教科書を前に、私と息子は、打ちひしがれました・・・が・・・。




私と息子が2時間かかった作業。


言語理解・想像力が弱く、視覚優位の息子が、もっとも理解しやすい素材は、映像。


文章のあらすじや、わからない単語の意味をわかりやすく伝えるには、そのものを観ること。




この作業が、もっとスムーズにできれば。


私が、いや、誰もが我が子にあった教材を、簡単に作れるならば。


そんなことが可能になれば。まだ、いける、かもしれない。




そうだ、本嫌いの次男のネックになっている部分がクリア出来れば、本の世界を楽しむことが出来るかもしれない。
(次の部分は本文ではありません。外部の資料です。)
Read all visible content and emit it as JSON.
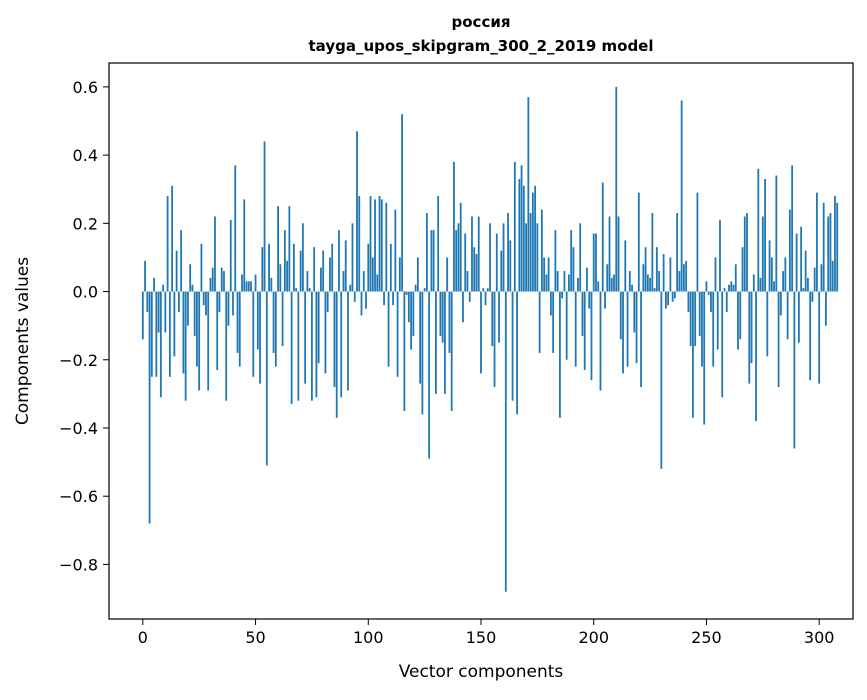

いろいろな理由で本を楽しむことが出来ない子どもたちが、言葉の意味そのものを映像化したもの、そのものをずばり観ることができる自分に合った教材を使うことで、難解だと思われてきた文章や物語が理解でき、沢山のすばらしい文学の世界を楽しめるようになるなら。




こんな素敵なことはない!!






コンセプトは『発達障害の子どもたちが、本の世界を楽しむために。』




このプロジェクトには、趣旨に賛同してくださった粋な仲間が集まりました。




皆さんに、届きますように。届けられますように。


夢に向かって、プロジェクトは進行中です。

9月7日。今夜、10時にフェイスブックでオープンします。
http://hon-navi.com

もし、アクセスできないようでしたらYouTubeに、第一弾として物語を一つUPしています。
『アリとキリギリス』http://www.youtube.com/watch?v=JnfF7JkE400

お子さんと一緒に、ご覧いただけたら。
こんなに嬉しいことは、ありません。